California parole board denies release for Erik Menendez due to misbehavior in prison
Briefly

Erik Menendez was denied parole for three years after a parole board found him unsuitable primarily because of his prison behavior. Two commissioners questioned him during an all-day hearing about why he committed the 1989 murders of his parents and about rule violations in prison. The decision came despite family advocacy and a recent sentence reduction that made him immediately eligible for parole. His brother Lyle faces a parole hearing the following day at the same San Diego prison. The brothers were convicted in 1996 of killing their parents; defenses claimed years of sexual abuse while prosecutors alleged a motive of seeking inheritance.
A panel of two California commissioners denied Menendez parole for three years, after which he will be eligible again, in a case that continues to fascinate the public. A parole hearing for his brother Lyle Menendez, who is being held at the same prison in San Diego, is scheduled for Friday morning. The two commissioners determined that Menendez should not be freed after an all-day hearing during which they questioned him about why he committed the crime and violated prison rules.

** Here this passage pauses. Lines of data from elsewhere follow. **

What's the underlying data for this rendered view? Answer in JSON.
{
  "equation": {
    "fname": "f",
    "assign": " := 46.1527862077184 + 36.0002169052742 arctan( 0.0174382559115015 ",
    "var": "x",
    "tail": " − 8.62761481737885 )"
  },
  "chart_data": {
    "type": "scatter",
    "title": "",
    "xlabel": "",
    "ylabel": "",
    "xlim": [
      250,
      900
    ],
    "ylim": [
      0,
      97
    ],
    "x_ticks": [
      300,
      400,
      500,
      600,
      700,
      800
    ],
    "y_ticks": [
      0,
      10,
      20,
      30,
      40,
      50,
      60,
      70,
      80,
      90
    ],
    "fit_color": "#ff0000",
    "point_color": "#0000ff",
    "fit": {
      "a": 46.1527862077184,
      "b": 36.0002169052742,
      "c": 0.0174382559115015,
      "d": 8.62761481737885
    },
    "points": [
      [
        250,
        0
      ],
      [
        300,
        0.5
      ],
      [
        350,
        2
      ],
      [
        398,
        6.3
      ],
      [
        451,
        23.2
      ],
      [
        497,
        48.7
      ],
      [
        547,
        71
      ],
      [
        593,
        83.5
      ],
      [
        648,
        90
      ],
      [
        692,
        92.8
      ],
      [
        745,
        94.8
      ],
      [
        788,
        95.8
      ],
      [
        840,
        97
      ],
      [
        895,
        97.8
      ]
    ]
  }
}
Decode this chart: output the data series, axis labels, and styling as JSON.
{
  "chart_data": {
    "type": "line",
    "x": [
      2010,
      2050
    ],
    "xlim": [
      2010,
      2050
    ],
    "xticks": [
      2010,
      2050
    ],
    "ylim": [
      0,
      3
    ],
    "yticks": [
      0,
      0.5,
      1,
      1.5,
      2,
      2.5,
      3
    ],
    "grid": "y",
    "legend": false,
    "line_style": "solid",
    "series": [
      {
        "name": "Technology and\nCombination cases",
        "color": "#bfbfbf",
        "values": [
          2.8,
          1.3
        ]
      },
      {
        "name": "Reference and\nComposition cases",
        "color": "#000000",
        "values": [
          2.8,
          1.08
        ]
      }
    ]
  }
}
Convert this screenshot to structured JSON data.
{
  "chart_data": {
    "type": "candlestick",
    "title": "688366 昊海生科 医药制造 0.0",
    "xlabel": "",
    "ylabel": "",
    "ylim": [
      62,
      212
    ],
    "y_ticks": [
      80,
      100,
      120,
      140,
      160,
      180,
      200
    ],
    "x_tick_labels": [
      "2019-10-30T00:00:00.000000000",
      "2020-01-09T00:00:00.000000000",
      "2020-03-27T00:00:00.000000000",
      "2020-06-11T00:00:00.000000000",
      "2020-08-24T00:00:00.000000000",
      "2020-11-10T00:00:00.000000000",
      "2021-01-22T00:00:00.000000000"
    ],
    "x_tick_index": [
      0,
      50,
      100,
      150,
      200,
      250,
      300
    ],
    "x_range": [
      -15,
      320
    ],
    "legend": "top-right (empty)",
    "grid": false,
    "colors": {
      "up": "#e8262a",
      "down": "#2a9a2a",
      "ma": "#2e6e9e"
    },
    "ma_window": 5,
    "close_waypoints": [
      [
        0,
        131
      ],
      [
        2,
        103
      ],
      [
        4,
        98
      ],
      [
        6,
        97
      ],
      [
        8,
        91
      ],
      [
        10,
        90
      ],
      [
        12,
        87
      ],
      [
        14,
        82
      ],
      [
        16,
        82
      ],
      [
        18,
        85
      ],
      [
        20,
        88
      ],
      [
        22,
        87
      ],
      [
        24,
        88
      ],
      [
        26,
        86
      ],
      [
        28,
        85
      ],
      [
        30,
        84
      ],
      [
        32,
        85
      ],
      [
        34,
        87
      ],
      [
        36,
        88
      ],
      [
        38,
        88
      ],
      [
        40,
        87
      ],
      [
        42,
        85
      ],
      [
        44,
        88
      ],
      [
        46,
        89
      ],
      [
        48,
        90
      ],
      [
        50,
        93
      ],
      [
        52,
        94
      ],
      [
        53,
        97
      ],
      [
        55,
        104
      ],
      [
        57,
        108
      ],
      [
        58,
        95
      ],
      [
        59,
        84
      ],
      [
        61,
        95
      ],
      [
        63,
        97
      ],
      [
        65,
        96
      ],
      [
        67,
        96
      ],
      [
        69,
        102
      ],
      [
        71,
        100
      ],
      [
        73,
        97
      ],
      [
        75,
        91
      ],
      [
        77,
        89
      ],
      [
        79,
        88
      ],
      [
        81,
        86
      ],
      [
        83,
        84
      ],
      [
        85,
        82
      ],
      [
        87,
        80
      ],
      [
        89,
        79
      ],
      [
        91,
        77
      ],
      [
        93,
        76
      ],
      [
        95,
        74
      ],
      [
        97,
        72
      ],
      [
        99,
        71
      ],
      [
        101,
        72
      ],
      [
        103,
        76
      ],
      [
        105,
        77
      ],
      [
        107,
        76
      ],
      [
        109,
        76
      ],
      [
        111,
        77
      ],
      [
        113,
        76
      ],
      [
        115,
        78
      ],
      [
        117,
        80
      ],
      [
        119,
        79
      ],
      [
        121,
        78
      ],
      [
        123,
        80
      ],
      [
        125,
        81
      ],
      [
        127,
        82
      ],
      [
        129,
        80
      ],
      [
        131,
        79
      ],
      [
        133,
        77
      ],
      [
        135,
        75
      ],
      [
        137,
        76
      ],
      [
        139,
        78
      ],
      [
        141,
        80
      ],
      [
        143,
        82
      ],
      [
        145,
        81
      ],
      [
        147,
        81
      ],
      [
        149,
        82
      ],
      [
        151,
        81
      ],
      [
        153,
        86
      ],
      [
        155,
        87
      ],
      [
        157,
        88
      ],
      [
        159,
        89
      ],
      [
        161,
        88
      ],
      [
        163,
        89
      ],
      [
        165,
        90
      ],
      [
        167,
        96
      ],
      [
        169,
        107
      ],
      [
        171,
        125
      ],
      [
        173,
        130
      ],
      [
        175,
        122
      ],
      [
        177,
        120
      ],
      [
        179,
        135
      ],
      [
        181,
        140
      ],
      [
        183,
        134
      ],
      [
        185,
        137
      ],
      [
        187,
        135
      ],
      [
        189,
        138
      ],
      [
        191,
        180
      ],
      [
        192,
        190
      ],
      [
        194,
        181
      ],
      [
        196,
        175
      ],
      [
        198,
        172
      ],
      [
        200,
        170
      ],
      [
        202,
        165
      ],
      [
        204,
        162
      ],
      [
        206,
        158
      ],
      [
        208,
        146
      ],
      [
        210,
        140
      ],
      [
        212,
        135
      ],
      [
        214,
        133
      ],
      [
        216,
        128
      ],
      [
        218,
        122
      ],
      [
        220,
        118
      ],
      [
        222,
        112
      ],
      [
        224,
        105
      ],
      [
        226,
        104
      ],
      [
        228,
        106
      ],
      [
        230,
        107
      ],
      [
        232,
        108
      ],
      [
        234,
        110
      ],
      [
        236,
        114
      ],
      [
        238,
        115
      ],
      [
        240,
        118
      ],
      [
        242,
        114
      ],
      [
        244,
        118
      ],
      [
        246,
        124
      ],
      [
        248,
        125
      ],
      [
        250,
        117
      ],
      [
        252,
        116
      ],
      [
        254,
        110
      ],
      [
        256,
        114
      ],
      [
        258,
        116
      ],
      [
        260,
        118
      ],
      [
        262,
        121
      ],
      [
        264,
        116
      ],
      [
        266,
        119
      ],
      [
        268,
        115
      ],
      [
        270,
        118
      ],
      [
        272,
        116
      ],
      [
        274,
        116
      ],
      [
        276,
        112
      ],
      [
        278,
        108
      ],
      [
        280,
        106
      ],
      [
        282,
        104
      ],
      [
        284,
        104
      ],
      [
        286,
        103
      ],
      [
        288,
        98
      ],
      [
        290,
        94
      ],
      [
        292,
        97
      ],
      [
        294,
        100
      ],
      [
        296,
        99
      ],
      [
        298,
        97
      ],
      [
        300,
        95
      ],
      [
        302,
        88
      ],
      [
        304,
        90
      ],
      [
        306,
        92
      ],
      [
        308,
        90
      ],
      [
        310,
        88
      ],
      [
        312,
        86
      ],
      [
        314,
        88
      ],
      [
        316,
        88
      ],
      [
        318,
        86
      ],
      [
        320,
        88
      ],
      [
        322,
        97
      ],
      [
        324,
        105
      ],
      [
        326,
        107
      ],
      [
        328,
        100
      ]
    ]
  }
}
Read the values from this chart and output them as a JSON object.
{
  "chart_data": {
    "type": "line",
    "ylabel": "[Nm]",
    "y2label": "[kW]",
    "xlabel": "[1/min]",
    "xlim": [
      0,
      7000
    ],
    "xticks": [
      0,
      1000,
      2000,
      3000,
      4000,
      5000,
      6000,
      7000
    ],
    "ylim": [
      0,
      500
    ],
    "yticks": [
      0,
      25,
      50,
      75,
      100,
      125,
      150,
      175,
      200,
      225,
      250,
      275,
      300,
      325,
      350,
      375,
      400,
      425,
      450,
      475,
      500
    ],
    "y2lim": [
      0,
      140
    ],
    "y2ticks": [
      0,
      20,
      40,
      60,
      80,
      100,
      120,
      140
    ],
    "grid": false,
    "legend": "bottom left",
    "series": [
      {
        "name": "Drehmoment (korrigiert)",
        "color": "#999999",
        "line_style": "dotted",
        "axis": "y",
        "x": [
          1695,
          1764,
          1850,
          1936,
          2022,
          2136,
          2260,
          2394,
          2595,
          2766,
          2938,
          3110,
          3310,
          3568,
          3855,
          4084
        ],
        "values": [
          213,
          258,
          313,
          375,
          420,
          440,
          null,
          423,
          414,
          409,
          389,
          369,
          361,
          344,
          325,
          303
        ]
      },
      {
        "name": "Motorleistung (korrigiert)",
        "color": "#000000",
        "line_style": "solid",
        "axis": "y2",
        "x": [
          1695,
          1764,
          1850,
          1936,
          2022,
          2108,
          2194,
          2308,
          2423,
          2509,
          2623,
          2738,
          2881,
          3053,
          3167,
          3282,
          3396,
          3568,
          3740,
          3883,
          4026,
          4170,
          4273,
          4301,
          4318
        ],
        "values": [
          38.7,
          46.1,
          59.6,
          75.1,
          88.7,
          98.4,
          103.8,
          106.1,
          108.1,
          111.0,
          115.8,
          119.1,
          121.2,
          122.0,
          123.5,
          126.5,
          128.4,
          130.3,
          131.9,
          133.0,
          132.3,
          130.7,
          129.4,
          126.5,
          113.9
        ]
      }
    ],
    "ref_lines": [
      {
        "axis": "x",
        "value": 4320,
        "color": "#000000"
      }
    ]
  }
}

The parole hearings marked the closest they have come to winning freedom since their convictions almost 30 years ago for murdering their parents. The brothers were sentenced to life in prison in 1996 for fatally shooting their father, Jose Menendez, and mother, Kitty Menendez, in their Beverly Hills mansion. While defense attorneys argued that the brothers acted out of self-defense after years of sexual abuse by their father, prosecutors said the brothers sought a multimillion-dollar inheritance.